Le système fédéraliste prévaut en matière scolaire et universitaire en Suisse mais un discours récurrent prône un rattachement des universités à Berne, ainsi que de l'école obligatoire depuis le pétard mouillé des radicaux suisses récemment. Selon ses adeptes, cette centralisation des responsabilités aurait deux avantages. Tout d'abord, une harmonisation des structures administratives, des systèmes de gouvernance ainsi que des matières enseignées. D'autre part, une augmentation des ressources financières par le fait des économies d'échelle et surtout par la grâce de la manne fédérale!

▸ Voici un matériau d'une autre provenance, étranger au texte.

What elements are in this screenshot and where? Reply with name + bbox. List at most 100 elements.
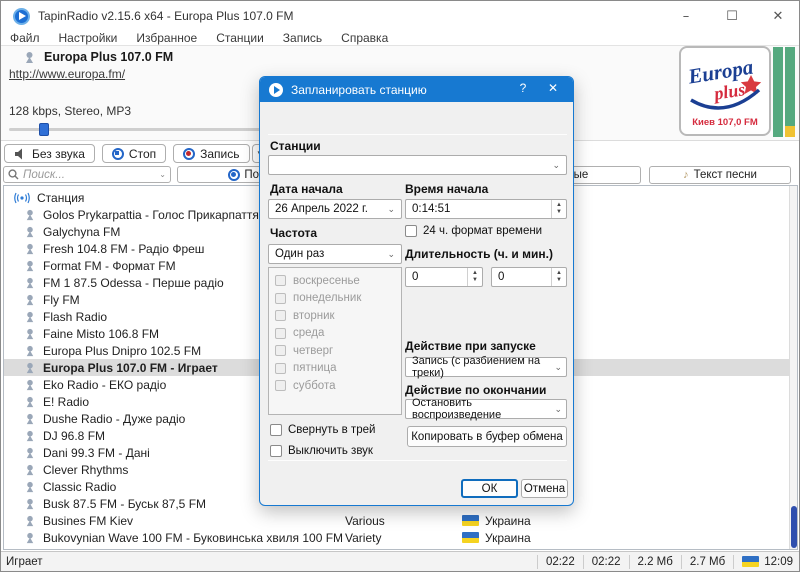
dialog-title-bar[interactable]: Запланировать станцию ? ✕ bbox=[260, 77, 573, 102]
station-icon bbox=[26, 51, 33, 63]
ukraine-flag-icon bbox=[742, 556, 760, 567]
station-icon bbox=[24, 345, 36, 357]
start-time-label: Время начала bbox=[405, 182, 489, 196]
speaker-icon bbox=[15, 148, 22, 159]
start-time-spinner[interactable]: 0:14:51 ▲ ▼ bbox=[405, 199, 567, 219]
checkbox-icon[interactable] bbox=[270, 445, 282, 457]
menu-item-4[interactable]: Запись bbox=[283, 31, 322, 45]
maximize-button[interactable]: ☐ bbox=[709, 1, 755, 31]
dialog-app-icon bbox=[269, 82, 283, 97]
checkbox-icon bbox=[275, 292, 286, 304]
station-icon bbox=[24, 396, 36, 408]
checkbox-icon bbox=[275, 345, 286, 357]
broadcast-icon bbox=[14, 192, 30, 203]
frequency-combobox[interactable]: Один раз ⌄ bbox=[268, 244, 402, 264]
station-row[interactable]: Boykivska Dumka 90 FM - Сколівські Бески… bbox=[4, 546, 797, 550]
vu-meter-left bbox=[773, 47, 783, 137]
station-name: Fresh 104.8 FM - Радіо Фреш bbox=[43, 241, 205, 256]
station-icon bbox=[24, 226, 36, 238]
copy-to-clipboard-button[interactable]: Копировать в буфер обмена bbox=[407, 426, 567, 447]
duration-minutes-spinner[interactable]: 0 ▲ ▼ bbox=[491, 267, 567, 287]
stations-combobox[interactable]: ⌄ bbox=[268, 155, 567, 175]
app-logo-icon bbox=[13, 7, 30, 25]
chevron-down-icon: ⌄ bbox=[552, 159, 560, 170]
station-list-header[interactable]: Станция bbox=[4, 189, 84, 206]
duration-label: Длительность (ч. и мин.) bbox=[405, 247, 553, 261]
schedule-station-dialog: Запланировать станцию ? ✕ Станции ⌄ Дата… bbox=[259, 76, 574, 506]
now-playing-panel-button[interactable]: По bbox=[177, 166, 263, 183]
weekday-item-0: воскресенье bbox=[275, 272, 401, 290]
dialog-help-button[interactable]: ? bbox=[515, 81, 531, 95]
end-action-label: Действие по окончании bbox=[405, 383, 547, 397]
station-name: Europa Plus 107.0 FM - Играет bbox=[43, 360, 218, 375]
checkbox-icon[interactable] bbox=[270, 424, 282, 436]
weekday-listbox[interactable]: воскресенье понедельник вторник среда четвер… bbox=[268, 267, 402, 415]
list-scrollbar[interactable] bbox=[789, 186, 797, 549]
station-icon bbox=[24, 294, 36, 306]
station-country: Украина bbox=[462, 531, 531, 545]
mute-sound-checkbox[interactable]: Выключить звук bbox=[270, 445, 373, 457]
cancel-button[interactable]: Отмена bbox=[521, 479, 568, 498]
divider bbox=[268, 134, 567, 135]
volume-slider-handle[interactable] bbox=[39, 123, 49, 136]
station-row[interactable]: Busines FM Kiev Various Украина bbox=[4, 512, 797, 529]
search-input[interactable]: Поиск... ⌄ bbox=[3, 166, 171, 183]
start-action-combobox[interactable]: Запись (с разбиением на треки) ⌄ bbox=[405, 355, 567, 379]
chevron-down-icon: ⌄ bbox=[554, 403, 562, 414]
now-playing-station: Europa Plus 107.0 FM bbox=[44, 50, 174, 64]
station-icon bbox=[24, 243, 36, 255]
menu-item-3[interactable]: Станции bbox=[216, 31, 264, 45]
ukraine-flag-icon bbox=[462, 549, 479, 550]
end-action-combobox[interactable]: Остановить воспроизведение ⌄ bbox=[405, 397, 567, 421]
ukraine-flag-icon bbox=[462, 532, 479, 543]
menu-item-2[interactable]: Избранное bbox=[136, 31, 197, 45]
status-cell-1: 02:22 bbox=[582, 554, 629, 569]
station-icon bbox=[24, 549, 36, 550]
station-url-link[interactable]: http://www.europa.fm/ bbox=[9, 67, 125, 81]
lyrics-button[interactable]: ♪ Текст песни bbox=[649, 166, 791, 184]
station-icon bbox=[24, 209, 36, 221]
station-name: Bukovynian Wave 100 FM - Буковинська хви… bbox=[43, 530, 344, 545]
station-icon bbox=[24, 430, 36, 442]
station-country: Украина bbox=[462, 548, 531, 550]
stop-button[interactable]: Стоп bbox=[101, 144, 167, 163]
station-name: Boykivska Dumka 90 FM - Сколівські Бески… bbox=[43, 548, 330, 550]
music-note-icon: ♪ bbox=[683, 169, 689, 181]
menu-item-0[interactable]: Файл bbox=[10, 31, 40, 45]
record-icon bbox=[183, 147, 196, 160]
stations-label: Станции bbox=[270, 139, 321, 153]
checkbox-icon[interactable] bbox=[405, 225, 417, 237]
station-country: Украина bbox=[462, 514, 531, 528]
ok-button[interactable]: ОК bbox=[461, 479, 518, 498]
chevron-down-icon[interactable]: ⌄ bbox=[159, 170, 166, 179]
mute-button[interactable]: Без звука bbox=[4, 144, 95, 163]
weekday-item-2: вторник bbox=[275, 307, 401, 325]
station-name: Eko Radio - ЕКО радіо bbox=[43, 377, 167, 392]
start-date-combobox[interactable]: 26 Апрель 2022 г. ⌄ bbox=[268, 199, 402, 219]
station-row[interactable]: Bukovynian Wave 100 FM - Буковинська хви… bbox=[4, 529, 797, 546]
volume-slider[interactable] bbox=[9, 123, 299, 136]
spinner-arrows-icon[interactable]: ▲ ▼ bbox=[551, 268, 566, 286]
menu-item-1[interactable]: Настройки bbox=[59, 31, 118, 45]
spinner-arrows-icon[interactable]: ▲ ▼ bbox=[467, 268, 482, 286]
record-button[interactable]: Запись bbox=[173, 144, 250, 163]
menu-item-5[interactable]: Справка bbox=[341, 31, 388, 45]
scrollbar-thumb[interactable] bbox=[791, 506, 797, 548]
weekday-item-5: пятница bbox=[275, 360, 401, 378]
spinner-arrows-icon[interactable]: ▲ ▼ bbox=[551, 200, 566, 218]
close-button[interactable]: ✕ bbox=[755, 1, 799, 31]
duration-hours-spinner[interactable]: 0 ▲ ▼ bbox=[405, 267, 483, 287]
checkbox-icon bbox=[275, 310, 286, 322]
minimize-button[interactable]: – bbox=[663, 1, 709, 31]
weekday-item-1: понедельник bbox=[275, 290, 401, 308]
24h-format-checkbox[interactable]: 24 ч. формат времени bbox=[405, 225, 542, 237]
app-window: TapinRadio v2.15.6 x64 - Europa Plus 107… bbox=[0, 0, 800, 572]
minimize-to-tray-checkbox[interactable]: Свернуть в трей bbox=[270, 424, 375, 436]
station-icon bbox=[24, 379, 36, 391]
weekday-item-4: четверг bbox=[275, 342, 401, 360]
chevron-down-icon: ⌄ bbox=[554, 361, 562, 372]
station-icon bbox=[24, 328, 36, 340]
checkbox-icon bbox=[275, 275, 286, 287]
checkbox-icon bbox=[275, 327, 286, 339]
dialog-close-button[interactable]: ✕ bbox=[545, 81, 561, 95]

Je trouve assez piquant que les mêmes qui ont de la concurrence plein la bouche, cette saine concurrence qu'il faut toujours privilégier car elle suscite dynamisme, créativité, baisse des coûts, et qu'elle fait inexorablement disparaître les structures obsolètes, que ceux-là même, donc, s'attaquent au fédéralisme qui est une stricte mise en concurrence. Ils oublient que la décentralisation ne donne pas que des mauvais résultats. La Finlande par exemple, qui compte 60% de diplômés et plaît en cela aux contempteurs du système suisse, cette Finlande toujours citée en référence pour son excellent enseignement, connaît une organisation décentralisée. Ce sont les municipalités qui décident, l'Etat contribuant à hauteur de 30% à 50% maximum au budget des écoles. Chaque établissement élabore son propre projet et cette liberté de choix semble constituer un facteur important de la motivation des professeurs.

Que les universités restent sous obédience cantonale ne veut pas dire pour autant qu'elles doivent se regarder en chiens de faïence et se priver de collaborations utiles. Au contraire, elles devraient se répartir les pôles d'excellence, au moins pour les futurs mastères. De grâce, n'accusons pas le fédéralisme d'empêcher la réalisation de ce programme, car c'est un faux procès.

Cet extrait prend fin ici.